Ainsi, peu de gens ont conscience que tout l’art de la guerre consiste à savoir éviter précisément la guerre. Le militaire honnête n’exerce qu’en protecteur. Il est le premier martyr dans la lutte contre les corrupteurs d’enfants de toutes obédiences. Le premier à sacrifier son corps et son temps à la paix sociale et l’harmonie de la nation. Les stratèges étudient les hommes, non pas pour les dominer, mais pour veiller, d’une science multiple et d’un regard fondamentalement bienveillant, au maintien de leur concorde. Là est leur valeureuse responsabilité. Bien au-delà des images de violence et d’hystérie propagées par les traîtres contre-productifs du média, il convient, raisonnablement, de voir en l’uniforme l’esthétique du mérite, en l’armement le spectacle de la dissuasion, et en la hiérarchie la nécessité du folklore logistique. Ne dirigeons plus notre méfiance envers l’institution mais envers ceux qui l’occupent. Nommément, scientifiquement. Osons à nouveau en exiger la compétence la plus noble et la plus fructueuse. Au lieu de « représentants », choisissons-nous enfin de dignes exécutants.

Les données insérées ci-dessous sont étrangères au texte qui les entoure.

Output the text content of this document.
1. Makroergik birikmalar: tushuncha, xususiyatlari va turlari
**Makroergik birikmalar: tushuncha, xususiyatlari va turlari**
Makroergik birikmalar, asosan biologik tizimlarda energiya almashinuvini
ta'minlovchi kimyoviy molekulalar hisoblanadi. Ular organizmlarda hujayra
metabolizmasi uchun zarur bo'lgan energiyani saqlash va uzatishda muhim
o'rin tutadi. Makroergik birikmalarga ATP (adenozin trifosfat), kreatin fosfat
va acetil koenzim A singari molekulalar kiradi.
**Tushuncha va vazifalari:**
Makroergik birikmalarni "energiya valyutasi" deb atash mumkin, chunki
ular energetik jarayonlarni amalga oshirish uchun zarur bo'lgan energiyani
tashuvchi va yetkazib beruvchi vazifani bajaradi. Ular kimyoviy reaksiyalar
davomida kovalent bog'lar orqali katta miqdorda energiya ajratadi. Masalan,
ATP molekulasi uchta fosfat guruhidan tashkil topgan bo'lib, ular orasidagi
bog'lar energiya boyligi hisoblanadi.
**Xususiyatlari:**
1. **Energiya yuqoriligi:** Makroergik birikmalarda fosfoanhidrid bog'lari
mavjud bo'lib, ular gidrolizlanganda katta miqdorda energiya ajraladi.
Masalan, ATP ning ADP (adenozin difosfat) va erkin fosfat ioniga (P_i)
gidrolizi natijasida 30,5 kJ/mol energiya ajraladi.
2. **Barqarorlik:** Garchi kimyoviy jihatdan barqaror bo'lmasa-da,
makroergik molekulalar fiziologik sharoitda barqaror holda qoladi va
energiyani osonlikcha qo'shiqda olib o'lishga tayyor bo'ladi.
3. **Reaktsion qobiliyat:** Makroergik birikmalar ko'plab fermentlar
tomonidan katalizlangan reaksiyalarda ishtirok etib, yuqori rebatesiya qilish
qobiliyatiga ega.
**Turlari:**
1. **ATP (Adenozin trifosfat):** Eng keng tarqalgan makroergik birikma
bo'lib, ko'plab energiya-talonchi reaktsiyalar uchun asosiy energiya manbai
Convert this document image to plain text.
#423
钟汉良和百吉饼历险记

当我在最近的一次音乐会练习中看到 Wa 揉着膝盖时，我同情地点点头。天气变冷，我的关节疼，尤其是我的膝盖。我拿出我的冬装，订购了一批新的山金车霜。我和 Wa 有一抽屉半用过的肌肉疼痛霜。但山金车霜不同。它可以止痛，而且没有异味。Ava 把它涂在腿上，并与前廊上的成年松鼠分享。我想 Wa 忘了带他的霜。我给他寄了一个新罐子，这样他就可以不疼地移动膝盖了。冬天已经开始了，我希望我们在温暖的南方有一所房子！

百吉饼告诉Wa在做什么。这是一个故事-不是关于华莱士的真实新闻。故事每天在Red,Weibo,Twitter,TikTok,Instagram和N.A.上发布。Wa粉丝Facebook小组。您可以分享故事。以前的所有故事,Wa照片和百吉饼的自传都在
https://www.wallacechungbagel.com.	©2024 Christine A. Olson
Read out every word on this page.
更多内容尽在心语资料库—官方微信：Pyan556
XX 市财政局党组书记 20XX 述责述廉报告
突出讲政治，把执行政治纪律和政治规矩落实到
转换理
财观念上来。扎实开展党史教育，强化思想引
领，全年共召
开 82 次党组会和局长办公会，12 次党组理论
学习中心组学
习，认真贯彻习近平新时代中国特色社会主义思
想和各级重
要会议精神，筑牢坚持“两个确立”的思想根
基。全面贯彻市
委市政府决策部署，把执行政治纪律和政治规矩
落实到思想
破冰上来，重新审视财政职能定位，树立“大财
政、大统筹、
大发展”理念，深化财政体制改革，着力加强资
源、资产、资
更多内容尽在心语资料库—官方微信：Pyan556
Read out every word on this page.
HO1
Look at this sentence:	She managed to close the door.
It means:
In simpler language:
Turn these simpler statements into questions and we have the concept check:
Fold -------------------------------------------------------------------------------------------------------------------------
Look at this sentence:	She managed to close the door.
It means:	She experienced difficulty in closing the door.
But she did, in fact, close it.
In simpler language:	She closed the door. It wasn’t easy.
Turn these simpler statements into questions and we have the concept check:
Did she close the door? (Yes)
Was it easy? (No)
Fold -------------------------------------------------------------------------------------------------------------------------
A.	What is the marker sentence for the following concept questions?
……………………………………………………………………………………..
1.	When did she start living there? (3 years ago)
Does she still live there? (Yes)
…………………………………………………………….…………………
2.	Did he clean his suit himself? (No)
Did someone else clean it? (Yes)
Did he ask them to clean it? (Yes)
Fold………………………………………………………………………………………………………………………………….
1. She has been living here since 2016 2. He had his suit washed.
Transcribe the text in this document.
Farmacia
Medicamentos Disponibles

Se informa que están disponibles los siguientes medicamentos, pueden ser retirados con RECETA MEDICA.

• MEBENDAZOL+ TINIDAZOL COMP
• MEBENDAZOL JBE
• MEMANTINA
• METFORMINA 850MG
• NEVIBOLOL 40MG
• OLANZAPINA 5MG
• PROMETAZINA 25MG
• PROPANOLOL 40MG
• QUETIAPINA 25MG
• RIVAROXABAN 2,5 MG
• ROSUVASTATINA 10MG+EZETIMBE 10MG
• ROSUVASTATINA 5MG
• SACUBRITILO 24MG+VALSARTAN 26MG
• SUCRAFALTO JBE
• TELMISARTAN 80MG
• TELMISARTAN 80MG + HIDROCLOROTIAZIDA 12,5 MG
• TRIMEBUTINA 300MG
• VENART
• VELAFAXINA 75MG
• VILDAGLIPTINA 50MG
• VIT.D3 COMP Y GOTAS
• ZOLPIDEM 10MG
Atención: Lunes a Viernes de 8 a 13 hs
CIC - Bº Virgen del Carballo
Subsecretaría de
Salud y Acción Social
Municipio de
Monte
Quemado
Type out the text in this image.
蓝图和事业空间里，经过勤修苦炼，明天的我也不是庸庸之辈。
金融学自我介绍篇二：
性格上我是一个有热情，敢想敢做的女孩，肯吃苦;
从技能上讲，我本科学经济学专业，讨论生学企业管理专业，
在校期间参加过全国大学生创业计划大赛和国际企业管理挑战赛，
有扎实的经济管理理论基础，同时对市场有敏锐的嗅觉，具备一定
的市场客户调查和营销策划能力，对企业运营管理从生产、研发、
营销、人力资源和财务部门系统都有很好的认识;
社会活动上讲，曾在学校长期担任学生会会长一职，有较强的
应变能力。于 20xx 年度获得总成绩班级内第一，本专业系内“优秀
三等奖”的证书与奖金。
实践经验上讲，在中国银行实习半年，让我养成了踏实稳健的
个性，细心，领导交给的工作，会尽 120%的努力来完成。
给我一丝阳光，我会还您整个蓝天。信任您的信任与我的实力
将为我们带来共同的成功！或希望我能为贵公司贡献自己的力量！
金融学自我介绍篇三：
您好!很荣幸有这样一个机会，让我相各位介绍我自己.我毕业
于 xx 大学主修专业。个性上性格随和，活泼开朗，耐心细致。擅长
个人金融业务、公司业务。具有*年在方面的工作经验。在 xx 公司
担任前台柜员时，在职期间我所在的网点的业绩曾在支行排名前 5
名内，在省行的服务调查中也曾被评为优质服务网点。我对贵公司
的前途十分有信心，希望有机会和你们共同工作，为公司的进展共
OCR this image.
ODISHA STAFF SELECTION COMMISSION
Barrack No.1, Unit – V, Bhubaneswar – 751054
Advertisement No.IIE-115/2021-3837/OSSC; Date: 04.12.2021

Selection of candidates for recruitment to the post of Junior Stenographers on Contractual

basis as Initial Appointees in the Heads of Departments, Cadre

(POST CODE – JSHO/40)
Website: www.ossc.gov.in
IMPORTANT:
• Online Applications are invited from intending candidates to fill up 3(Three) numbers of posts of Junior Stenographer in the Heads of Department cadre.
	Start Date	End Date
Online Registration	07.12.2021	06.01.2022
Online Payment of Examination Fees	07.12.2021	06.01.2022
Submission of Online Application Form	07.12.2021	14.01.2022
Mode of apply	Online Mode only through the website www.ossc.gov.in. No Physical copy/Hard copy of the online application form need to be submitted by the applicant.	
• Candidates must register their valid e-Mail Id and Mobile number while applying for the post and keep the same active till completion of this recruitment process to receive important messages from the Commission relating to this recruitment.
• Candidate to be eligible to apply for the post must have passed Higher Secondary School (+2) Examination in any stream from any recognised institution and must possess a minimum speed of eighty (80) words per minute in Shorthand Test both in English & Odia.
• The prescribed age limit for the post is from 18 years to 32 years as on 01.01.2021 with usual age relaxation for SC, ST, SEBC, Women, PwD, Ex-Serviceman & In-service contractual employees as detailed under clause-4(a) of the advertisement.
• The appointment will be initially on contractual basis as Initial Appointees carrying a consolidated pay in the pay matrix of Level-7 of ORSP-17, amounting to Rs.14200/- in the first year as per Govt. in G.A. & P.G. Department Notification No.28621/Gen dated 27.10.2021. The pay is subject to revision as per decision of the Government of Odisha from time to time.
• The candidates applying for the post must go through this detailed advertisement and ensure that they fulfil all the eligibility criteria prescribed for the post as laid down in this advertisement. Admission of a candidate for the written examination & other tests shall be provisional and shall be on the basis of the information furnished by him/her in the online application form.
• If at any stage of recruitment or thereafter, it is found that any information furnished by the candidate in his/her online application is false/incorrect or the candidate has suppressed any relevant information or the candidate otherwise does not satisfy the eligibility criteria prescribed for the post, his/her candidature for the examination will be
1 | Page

Débarrassons-nous des mascottes du vice, des effigies télévisuelles et des chefs illégitimes, des délateurs et des maîtres-chanteurs, des égotiques et des prosélytes de tous bords. Rien ni personne ne pourra dépasser les lois de la nature. Reprimitivisons-nous. Non pas dans la gratuité et la pathologie individuelles de la violence, mais dans sa nécessité collectiviste et justicière. L’on doit être capable de protéger au nom de l’esthétique, et non plus, fallacieusement, au nom du progrès. D’un totalitarisme tribal et parasitaire maquillé en démocratie, l’on doit enfin pouvoir passer, courageusement, à la kalocratie la plus productive par la sagesse de l’ordre anarcho-militaire. Cessons les bavardages.

Éclatons les tribus occupantes, manœuvrantes et accaparantes, finissons-en avec le culte des victimes éternelles, des escrocs, des parasites et des intouchables. Personne n’est intouchable sauf l’enfant. À l’âge adulte, personne sauf celui qui aura su se distinguer par le rayonnement de sa force productive. Que les anti- et contre-productifs soient jugés pour haute trahison à la Collectivité et à la concorde locale. Et que les para- ou non-productifs retrouvent au moins la décence de se faire discrets.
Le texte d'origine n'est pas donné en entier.